Виктор пролистнул страницы и задержался на одной.
Оскар сидел напротив, сцепив руки в замок, стараясь скрыть нарастающую тревогу. Головная боль не отпускала, но он не намеревался кому - то о ней говорить.

– Вот тут вы пишите, что конфликт с отцом и стрессы на работе толкают вас к фантазированию. Но почему вам так хорошо в фантазиях? Там есть что-то, о чём вы не упоминаете?

Внутри всё сжалось. Психолог смотрел на парня слишко пристально и внимательно.

– Я… – тихо сказал он. Просто мне в фантазиях легче, там нет конфликтов, нет давления, нет проблем…

– Но вы не просто убегаете в фантазии, вы будто возвращаетесь к чему -то конкретному. К кому -то? 

Пульс ударил в виски. Вопрос повис в воздухе. Стало так тихо, что он услышал, как падает пыль на деревянную поверхность стола. Оскар почувствовал, как по коже неприятно пробежал табун мурашек: психолог знал. Или догадывался.

– Нет, - он заставил себя улыбнуться, – это просто воображение. Ничего особенного. Просто там есть места, которых нет и не может быть в реальности.

Виктор не выглядел убеждённым. Он снова посмотрел на Оскара, затем в тетрадь.

– Хорошо. Но если вспомните что -то важное, вы же расскажете?

Оскар кивнул, избегая взгляда. Он не расскажет. никогда.

– Через два часа у вас будет групповая терапия. А пока поговорим о ваших отношениях с отцом…

Ловушка

– Дейдримиг это ловушка, – сказал незнакомый парень из группы, –  мы убегаем в фантазии, думая, что станет легче переносить реальность, но это не так. Чем больше мы убегаем, тем меньше остаётся нас реальных. Наш мозг буквально теряет всю свою энергию, тратит её на бесполезное витание в облаках, а ведь мы можем достигнуть многого… Мы теряем связь и с близкими людьми тоже, мы перестаем замечать, что с ними происходит. Мы их не знаем. И они нас - тоже.

Оскар сжал кулаки, сидя в том сером кресле – мешке. Говорящий – высокий парень с тонкими чертами лица и бегающими голубыми глазами – ему не нравился. Наверняка он врал, и всё, что он говорит – просто красивые слова.

– Это не ловушка, – вдруг сказал Оскар, – это единственное место, где мы по - настоящему живые.

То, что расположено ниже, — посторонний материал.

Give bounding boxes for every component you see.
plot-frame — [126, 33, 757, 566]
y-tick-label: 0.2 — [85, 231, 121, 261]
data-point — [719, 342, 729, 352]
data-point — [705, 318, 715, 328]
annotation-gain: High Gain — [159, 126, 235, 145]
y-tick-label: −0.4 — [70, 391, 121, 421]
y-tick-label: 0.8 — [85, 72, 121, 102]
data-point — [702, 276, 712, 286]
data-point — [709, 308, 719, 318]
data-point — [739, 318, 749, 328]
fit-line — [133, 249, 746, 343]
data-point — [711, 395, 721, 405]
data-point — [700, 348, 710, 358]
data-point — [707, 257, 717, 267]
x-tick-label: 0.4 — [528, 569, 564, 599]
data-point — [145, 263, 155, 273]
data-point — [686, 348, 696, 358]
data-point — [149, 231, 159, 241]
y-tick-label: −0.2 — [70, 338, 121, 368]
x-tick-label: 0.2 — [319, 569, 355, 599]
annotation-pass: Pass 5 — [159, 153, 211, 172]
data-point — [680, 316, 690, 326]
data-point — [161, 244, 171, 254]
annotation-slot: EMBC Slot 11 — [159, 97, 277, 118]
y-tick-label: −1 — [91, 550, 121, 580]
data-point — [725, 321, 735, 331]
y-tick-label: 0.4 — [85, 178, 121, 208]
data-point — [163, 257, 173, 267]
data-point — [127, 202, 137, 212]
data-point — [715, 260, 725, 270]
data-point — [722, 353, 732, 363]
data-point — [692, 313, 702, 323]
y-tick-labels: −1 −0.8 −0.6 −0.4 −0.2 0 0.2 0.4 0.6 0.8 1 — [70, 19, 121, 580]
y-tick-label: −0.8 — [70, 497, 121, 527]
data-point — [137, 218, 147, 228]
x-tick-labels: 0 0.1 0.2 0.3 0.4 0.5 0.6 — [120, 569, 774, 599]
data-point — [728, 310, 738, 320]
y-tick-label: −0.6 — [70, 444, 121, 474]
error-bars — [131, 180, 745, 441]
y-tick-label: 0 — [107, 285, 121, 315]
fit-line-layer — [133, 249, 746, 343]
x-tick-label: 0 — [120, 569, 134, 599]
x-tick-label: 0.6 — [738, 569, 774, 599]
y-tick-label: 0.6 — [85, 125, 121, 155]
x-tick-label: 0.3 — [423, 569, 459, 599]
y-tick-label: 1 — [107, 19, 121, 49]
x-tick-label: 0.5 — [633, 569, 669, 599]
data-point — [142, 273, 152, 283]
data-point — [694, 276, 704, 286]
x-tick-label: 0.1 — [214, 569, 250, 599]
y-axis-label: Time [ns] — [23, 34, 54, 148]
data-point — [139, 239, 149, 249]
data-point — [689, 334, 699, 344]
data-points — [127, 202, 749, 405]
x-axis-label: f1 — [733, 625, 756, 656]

– По - настоящему живые?  – переспросила Кира, – но ведь это иллюзия, Оскар. Твой разум создаёт комфортную ложь, чтобы не сталкиваться с реальностью. Это слабость, бесхарактерность, безответственность…

– А что, если реальность хуже, чем ложь? – он вскинул голову, его красные глаза загорелись. – Что, если там, в мечтах, у нас есть то, чего никогда не будет здесь? Любовь, радость… Разве это хуже серой и пустой жизни?!

Все присутствующие замолчали. Милена смотрела в пол, будто испытывала неловкость, Кира крутила в руках шариковую ручку, бросая на Оскара настороженный взгляд. Остальные, два новеньких парня, которых он не знал, смотрели на него выжидающе. Виктор записывал что-то в блокнот, не говоря ни слова. Сегодня он позволил участникам высказаться о том, как вредит дейдриминг, о своих собственных наблюдениях и выводах. Им дозволено было спорить, выражать эмоции, высказывать любые мысли.

– А разве ты не замечал, что мечты постепенно вытесняют твою реальную жизнь? – тихо спросила Милена, – ты сам выбираешь не жить в этом мире. Ты позволяешь им контролировать себя. Сам.

– А может, дело в том, что реальность сама меня отвергла?! Может, этот мир мне просто не подходит?! Если я здесь один?  И, если есть мир, где я нужен, почему я должен отказываться от него?

– Это иллюзия, Оскар, – вновь сказала Кира, – я это с трудом осознала. Да, это больно. Мне пришлось наступить себе на горло, но я это практически сделала. Моя терапия подходит к концу.  И ты не один, ты нужен здесь. Просто ты сам этого не замечаешь.

Милена бросила на Киру странный взгляд: грустный, полный усталости.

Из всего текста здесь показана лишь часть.